29. Subsequent declaration of further land as surplus land. - Where after the date of enforcement of the Uttar Pradesh Imposition of Ceiling on Land Holdings (Amendment) Act, 1972, -

(a) one land has come to be held by a tenure-holder under a decree or order of any Court, or as a result of succession or transfer, or by prescription in consequence of adverse possession, and such land together with the land already held by him exceeds the ceiling area applicable to him; or

(b) any unirrigated land becomes irrigated land as a result of irrigation from a State irrigation work or any grove-land loses its character as grove-land or any land exempted under this Act ceases to fall under any of the categories exempted, the ceiling area shall be liable to be redetermined [and accordingly the provisions of this Act, except Section 16, shall mutatis mutandis apply]."
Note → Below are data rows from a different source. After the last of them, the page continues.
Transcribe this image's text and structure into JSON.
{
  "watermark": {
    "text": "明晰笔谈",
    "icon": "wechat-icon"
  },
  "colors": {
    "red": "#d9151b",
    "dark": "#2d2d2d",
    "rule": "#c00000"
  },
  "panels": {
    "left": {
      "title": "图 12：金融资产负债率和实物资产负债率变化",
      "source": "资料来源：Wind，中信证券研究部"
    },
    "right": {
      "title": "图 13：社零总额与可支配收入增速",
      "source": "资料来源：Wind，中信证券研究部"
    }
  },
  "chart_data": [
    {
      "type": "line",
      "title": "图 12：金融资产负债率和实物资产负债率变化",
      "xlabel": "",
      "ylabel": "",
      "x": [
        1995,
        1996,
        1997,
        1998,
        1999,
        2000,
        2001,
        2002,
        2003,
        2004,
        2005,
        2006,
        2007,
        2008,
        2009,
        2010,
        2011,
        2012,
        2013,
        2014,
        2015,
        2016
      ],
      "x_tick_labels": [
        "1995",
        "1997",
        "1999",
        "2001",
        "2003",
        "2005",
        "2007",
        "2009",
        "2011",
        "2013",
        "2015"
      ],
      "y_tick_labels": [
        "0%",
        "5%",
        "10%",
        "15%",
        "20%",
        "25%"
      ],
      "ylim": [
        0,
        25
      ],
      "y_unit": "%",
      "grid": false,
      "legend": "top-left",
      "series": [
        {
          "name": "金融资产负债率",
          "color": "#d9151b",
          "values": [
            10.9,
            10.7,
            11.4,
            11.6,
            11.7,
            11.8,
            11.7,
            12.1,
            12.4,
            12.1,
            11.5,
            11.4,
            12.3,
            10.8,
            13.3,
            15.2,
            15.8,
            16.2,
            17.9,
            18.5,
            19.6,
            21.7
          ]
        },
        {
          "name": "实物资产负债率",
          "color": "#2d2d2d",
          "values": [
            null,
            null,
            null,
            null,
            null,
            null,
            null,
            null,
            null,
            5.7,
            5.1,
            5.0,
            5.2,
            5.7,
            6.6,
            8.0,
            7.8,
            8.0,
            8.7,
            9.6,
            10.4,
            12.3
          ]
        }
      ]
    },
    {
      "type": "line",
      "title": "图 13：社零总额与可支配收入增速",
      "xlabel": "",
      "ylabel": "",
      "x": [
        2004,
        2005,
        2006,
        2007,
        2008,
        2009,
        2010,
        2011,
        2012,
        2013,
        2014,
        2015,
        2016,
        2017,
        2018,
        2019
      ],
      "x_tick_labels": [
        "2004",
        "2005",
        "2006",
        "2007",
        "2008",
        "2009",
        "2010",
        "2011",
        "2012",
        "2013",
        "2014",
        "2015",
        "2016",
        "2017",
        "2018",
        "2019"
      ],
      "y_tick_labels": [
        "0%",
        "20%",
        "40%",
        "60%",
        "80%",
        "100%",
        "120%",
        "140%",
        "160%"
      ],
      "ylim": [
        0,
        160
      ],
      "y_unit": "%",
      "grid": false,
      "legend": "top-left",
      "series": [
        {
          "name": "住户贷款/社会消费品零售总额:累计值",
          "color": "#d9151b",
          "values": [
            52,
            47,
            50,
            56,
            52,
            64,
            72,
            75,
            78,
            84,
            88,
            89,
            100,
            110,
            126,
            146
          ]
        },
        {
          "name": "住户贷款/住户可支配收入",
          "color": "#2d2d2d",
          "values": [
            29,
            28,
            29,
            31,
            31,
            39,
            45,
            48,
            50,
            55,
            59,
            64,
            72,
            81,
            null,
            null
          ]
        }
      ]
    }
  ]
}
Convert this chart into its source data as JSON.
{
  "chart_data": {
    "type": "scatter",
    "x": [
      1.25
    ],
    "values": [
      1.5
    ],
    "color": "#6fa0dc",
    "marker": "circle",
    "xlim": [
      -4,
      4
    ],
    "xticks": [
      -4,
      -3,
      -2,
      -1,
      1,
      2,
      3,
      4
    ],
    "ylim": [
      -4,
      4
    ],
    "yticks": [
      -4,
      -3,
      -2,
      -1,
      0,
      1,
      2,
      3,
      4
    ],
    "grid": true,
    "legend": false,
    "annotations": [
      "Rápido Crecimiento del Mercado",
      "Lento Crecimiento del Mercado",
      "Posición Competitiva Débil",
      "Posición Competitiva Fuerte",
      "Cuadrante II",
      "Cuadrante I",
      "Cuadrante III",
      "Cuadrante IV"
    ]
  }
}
As is evident from a bare reading of that provision, it empowers the respondents to reopen proceedings in cases where land held by a tenure holder including that which has come to devolve upon that person by way of succession or transfer results in the ceiling area applicable to him being breached. Section 29 would stand attracted only in the situations envisaged and spelt out above and no other. The key to understanding the scope of the provision lies in the usage of the phrase "Subsequent declaration of further land.." in the title of the section and the word "redetermined" in its substantive part. This clearly establishes that the provision relates to those cases where a person in respect of whom an adjudication has already come to be undertaken comes to possess additional land as a result of succession, transfer or prescription in consequence of adverse possession.

The dispositions which were made by the grandmother did not result in additional land devolving upon her. In fact and to the contrary it was a case of divestment and disposal of land in favour of others. The impugned order does not record any finding that consequent to that land devolving upon the petitioners by way of bequeathment resulted in them coming to hold land in excess of the ceiling area applicable to them. That alone could have been a valid line of enquiry. However neither were the petitioners placed on notice nor was this the issue which ultimately came to be decided.

The respondents, in the considered view of the Court, committed a patent error in proceeding to dwell instead upon the validity of the dispositions which were made and hold that they were designed to avoid the provisions and the limits as placed under the 1960 Act. Regard must also be had to the fact that the statutory prohibition engrafted in Section 5 (8) of the 1960 Act against transfer of land itself operates during the continuance of proceedings for determination of surplus land. Those proceedings for determination of surplus land in respect of the father and the grandmother of the petitioners came to a close in 1976. This is evident from the Explanation appended to Section 5 (8) which specifies the terminal point to be "....the date when an order in relation to such tenure-holder is passed under sub section (1) of Section 11 or under sub section (1) of Section 12 or as the case may be, under Section 13." The respondents do not rely upon any other provision of the 1960 Act which may be read as empowering them to either avoid transactions or enter a declaration of nullity in respect thereof.

Viewed in light of all of the above, it is manifest that the Additional Commissioner has clearly misdirected the enquiry which was liable to be undertaken, if at all. The validity of the issue of whether the dispositions made by the original tenure holders post conclusion of ceiling proceedings clearly did not merit consideration and in any case, the provisions of Section 29 would not apply unless the respondents came to conclude that consequent to those dispositions the original tenure holders came to hold land in excess of the ceiling limit rendering the orders of adjudication made in that respect liable to be reopened. In the present case the respondents were in fact dealing with a converse case of land being divested and coming by way of bequest to others.

Consequently the writ petition is allowed. The impugned order dated 5 May 2000 is quashed and set aside.